Replicamos nos leilões de privatizações a técnica de tia Inácia para atrair as galinhas mais gordas
Tia Inácia era a cozinheira da minha família na longínqua Pouso Alegre de minha infância. Meus tios moravam em um desses casarões antigos com uma ampla cozinha que se abria para um terreiro imenso também. Nela reinava uma senhora, de doces hábitos e pratos deliciosos, cozinhados lentamente em um fogão de lenha.
A cozinha era meu espaço favorito por razões óbvias. Mas também prendiam minha atenção de criança da capital as histórias e hábitos da tia Inácia.
Aprendi com sua sabedoria uma lição que me foi muito útil décadas depois, quando, como presidente do BNDES, tive a responsabilidade de comandar uma série de privatizações importantes.
Para cumprir parte das minhas missões constitucionais --a de procurar vender os ativos públicos pelo melhor preço possível, dadas as regras do leilão de venda--, lembrei-me da querida tia Inácia e de sua técnica para escolher uma galinha para suas inesquecíveis canjas. Ela chegava ao portão da cozinha e pronunciava certas palavras mágicas enquanto jogava grãos de milho no chão: "Quit..quit...quit", e as galinhas, já acostumadas a esse pequeno ritual quase diário, aproximavam-se do portão.
Então, com os olhares profissionais, escolhia a mais gorda segurando a infeliz galinha pelas asas.
Pois nos leilões de privatização --ou concessão de serviços públicos, como são chamados hoje-- a técnica para seu sucesso replicava o modelo da tia Inácia. Só que o chamariz era outro, diferentemente dos grãos de milho da velha cozinheira.
O que oferecíamos para atrair os concorrentes ao leilão era uma taxa de rentabilidade do projeto um pouco mais gorda do que a que a calculada apenas por modelos matemáticos. Se o crescimento do PIB aceitável pelo mercado no cálculo do retorno da concessão era de 3,5% ao ano, colocávamos no modelo algo como 2,8%.
Se a variável principal da concessão fosse o tráfego futuro de uma estrada de rodagem, reduzíamos o número ideal em cerca de 20% e esse passava a ser o parâmetro oficial. E assim por diante.
E por que esse pequeno artifício funcionava tão bem? Porque as empresas interessadas precisavam mobilizar uma equipe grande de consultores externos e funcionários próprios para atender as demandas legais e avaliar os ganhos com o investimento.

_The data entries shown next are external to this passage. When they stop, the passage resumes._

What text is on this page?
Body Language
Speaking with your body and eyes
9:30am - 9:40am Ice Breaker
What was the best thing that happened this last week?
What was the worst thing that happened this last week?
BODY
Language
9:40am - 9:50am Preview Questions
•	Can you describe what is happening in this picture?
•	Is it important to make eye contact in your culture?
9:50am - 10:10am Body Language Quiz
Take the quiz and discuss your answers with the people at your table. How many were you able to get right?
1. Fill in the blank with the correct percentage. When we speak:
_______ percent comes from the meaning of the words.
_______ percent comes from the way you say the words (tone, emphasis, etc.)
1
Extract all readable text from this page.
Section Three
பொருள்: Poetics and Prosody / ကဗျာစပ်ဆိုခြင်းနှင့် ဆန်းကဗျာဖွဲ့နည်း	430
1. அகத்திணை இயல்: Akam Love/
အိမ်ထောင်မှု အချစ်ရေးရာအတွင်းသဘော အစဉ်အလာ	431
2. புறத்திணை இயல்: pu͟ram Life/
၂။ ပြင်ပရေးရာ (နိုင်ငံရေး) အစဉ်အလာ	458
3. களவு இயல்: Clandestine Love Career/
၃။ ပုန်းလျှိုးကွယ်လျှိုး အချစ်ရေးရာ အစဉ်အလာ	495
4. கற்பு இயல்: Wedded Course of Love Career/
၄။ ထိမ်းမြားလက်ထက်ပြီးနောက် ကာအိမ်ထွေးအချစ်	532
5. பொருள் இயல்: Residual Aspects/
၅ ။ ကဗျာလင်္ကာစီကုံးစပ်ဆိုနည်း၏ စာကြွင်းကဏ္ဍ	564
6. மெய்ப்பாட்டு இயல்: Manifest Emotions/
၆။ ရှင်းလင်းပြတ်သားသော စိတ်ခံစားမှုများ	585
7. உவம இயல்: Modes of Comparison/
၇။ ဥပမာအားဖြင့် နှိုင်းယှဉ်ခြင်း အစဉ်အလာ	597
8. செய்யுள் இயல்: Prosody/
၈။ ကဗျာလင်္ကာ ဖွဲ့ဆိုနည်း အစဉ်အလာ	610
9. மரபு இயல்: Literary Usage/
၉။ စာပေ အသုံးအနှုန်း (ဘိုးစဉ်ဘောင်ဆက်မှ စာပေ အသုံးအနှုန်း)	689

E só fariam isso se visualizassem ganhos futuros no investimento. E aprendemos no nosso dia a dia que, depois de realizar todo esse investimento, os interessados acabavam por pagar, em seus lances no leilão aberto, ágios até maiores do que os que estavam preparados para oferecer.
No governo Dilma, essa sabedoria foi deixada de lado e substituída por um dirigismo científico, e os preços mínimos estabelecidos para o leilão não mais continham a "gordura" tucana. Com isso, os termos do edital jogavam uma ducha de água gelada no espírito animal das empresas privadas, afastando-as do leilão. E sem o clima competitivo dos leilões os ágios não apareciam e o governo é quem acabava perdendo.
Esse modelo foi testado várias vezes no mandato presidencial atual e sempre com o mesmo resultado: fracassos ou leilão com apenas um consórcio e, portanto, sem ágio. Isso aconteceu inclusive na licitação do gigante campo de Libra, quando a gula pela parte do governo no petróleo a ser extraído inviabilizou a disputa e, certamente, trouxe prejuízos econômicos e de imagem ao governo e ao país.
Mas o importante para um analista econômico não são os fracassos do passado, mas sim se lições foram entendidas e se um novo caminho está aberto no futuro. E isso parece ter ocorrido com novas regras nos leilões dos aeroportos do Galeão e Confins e agora com a concessão da rodovia BR-163.
Os ajustes foram feitos de forma correta, respeitando as incertezas que um investimento de 30 anos sempre traz e criando as condições para que os participantes com qualificação superior aparecessem.
Os resultados são promissores, e as condições para que os investimentos em infraestrutura em 2014 tenham uma nova dinâmica parecem estar postas. É só continuar a trilhar o caminho aberto pela tia Inácia, 60 anos atrás.